East Village: Only place you can play pac man while eating a pineapple hotdog, go to the bar next door and see a graphic blowjob on every tv
It's Friday. Sex?
I am not deleting the internet history anymore, now I am going for shock value.
I learned an important lesson last night: Jameson giveth, but Jameson also taketh away.
Cruelly.
Restaurants Roasting People Who Gave Them Negative Yelp Reviews (25 Pics)
...Just between you and me I just did Olympic grade ribbon dancing with toilet paper in the bar bathroom.
I've used my house key more to do bumps of coke than I've used it to get in my house.
Dude, I'm pretty sure I slept with my TA's girlfriend
I got turned off after he said, "i can see us in the future...me, you, and a back yard full of alpacas."
Ok she stopped using her fork and knife and is legit eating that steak using her hands.

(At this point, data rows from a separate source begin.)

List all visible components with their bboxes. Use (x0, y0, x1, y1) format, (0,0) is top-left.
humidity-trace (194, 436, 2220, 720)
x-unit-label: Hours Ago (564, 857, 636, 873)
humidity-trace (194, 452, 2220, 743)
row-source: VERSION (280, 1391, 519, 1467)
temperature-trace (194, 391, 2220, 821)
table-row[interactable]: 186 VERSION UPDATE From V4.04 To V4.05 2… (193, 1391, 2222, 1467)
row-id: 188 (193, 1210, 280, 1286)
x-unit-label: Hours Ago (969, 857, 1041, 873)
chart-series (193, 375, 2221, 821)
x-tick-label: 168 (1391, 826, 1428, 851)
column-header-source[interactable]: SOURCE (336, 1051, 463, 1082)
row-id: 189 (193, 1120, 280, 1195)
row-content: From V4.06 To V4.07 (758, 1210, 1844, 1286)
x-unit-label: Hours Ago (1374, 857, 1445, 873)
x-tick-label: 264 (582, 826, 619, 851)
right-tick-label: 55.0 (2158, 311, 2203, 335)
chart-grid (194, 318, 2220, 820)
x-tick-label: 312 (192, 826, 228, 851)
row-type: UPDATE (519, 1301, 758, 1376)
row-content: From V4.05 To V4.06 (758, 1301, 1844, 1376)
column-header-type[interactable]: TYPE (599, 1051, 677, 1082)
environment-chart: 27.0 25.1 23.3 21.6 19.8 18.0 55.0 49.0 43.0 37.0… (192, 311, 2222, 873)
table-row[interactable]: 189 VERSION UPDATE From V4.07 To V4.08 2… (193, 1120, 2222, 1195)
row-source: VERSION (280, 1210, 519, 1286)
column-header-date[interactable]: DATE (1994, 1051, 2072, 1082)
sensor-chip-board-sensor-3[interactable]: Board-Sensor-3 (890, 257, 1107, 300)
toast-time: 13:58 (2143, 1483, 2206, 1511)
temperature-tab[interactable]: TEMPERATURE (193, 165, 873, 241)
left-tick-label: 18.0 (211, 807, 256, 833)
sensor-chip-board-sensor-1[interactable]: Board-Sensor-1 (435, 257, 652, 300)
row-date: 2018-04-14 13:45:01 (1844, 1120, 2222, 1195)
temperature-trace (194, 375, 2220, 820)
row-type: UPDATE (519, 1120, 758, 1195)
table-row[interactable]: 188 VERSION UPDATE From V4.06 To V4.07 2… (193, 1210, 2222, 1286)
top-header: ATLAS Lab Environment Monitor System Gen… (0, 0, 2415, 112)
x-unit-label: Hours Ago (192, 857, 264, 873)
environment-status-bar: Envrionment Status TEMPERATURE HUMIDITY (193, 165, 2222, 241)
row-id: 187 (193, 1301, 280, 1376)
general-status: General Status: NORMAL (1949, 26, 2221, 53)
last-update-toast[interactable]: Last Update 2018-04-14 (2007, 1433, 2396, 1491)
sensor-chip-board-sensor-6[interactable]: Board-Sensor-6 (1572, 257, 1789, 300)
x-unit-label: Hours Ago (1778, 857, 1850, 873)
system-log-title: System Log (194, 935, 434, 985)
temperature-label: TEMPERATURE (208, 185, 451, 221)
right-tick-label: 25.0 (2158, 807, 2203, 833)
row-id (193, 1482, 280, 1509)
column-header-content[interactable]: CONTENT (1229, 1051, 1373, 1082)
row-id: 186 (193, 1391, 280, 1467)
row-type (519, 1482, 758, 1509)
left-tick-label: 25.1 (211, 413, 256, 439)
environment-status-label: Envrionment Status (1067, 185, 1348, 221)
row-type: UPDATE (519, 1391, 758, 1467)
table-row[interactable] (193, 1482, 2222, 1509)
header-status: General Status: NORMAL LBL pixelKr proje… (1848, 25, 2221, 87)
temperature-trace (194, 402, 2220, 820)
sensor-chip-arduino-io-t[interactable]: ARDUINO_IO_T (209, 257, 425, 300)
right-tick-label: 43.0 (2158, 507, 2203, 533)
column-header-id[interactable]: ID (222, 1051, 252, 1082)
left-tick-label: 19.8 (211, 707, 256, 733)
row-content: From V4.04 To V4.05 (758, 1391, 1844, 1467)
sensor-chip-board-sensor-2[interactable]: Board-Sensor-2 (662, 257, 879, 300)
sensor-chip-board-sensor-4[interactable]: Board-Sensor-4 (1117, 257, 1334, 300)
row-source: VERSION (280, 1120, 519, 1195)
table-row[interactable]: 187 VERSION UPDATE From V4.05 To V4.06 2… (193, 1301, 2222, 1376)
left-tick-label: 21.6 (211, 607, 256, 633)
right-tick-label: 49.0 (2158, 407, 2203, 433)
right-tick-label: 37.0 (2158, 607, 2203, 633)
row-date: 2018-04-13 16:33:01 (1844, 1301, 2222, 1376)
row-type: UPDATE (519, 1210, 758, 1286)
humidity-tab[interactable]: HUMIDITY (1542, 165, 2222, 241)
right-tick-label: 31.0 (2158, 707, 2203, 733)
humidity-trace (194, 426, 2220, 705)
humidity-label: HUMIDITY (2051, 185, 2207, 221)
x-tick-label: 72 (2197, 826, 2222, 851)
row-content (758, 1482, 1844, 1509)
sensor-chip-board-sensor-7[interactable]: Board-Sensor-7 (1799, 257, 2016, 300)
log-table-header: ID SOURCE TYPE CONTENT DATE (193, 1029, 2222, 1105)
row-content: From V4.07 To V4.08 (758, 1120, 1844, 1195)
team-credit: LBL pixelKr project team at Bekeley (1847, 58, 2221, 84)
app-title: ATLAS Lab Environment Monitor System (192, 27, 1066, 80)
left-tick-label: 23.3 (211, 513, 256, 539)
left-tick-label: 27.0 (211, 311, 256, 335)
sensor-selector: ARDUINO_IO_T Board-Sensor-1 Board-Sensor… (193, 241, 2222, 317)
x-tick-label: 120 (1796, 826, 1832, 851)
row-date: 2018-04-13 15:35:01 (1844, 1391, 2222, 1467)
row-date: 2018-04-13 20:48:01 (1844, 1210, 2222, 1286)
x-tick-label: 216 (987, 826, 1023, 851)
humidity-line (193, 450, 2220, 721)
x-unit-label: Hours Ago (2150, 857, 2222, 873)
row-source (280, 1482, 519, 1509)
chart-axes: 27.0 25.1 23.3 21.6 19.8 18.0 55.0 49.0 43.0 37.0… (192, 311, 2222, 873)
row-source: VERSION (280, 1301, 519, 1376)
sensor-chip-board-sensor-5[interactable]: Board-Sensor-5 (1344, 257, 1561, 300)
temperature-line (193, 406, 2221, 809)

Woman Posts Harassing DMs From Creep Online, Now He’s Upset Because People Told His Mom
The time to say "now you can't go and be strange about this at work" is not as you are penetrating your coworker. NOW its awkward
In my defense, there are at least three ways to die doing that, and I'm still here. America, Fuck Yeah!
That's why god made go-pro's and tequila
It's just a friend who is recently single and I'm going to heal his broken heart with my vagina
Do it break your family into faction start a civil war
I just googled "how to blow an uncircumcised guy" and did serious research. That's how badly I want to fuck him.
You misuse your internet privileges.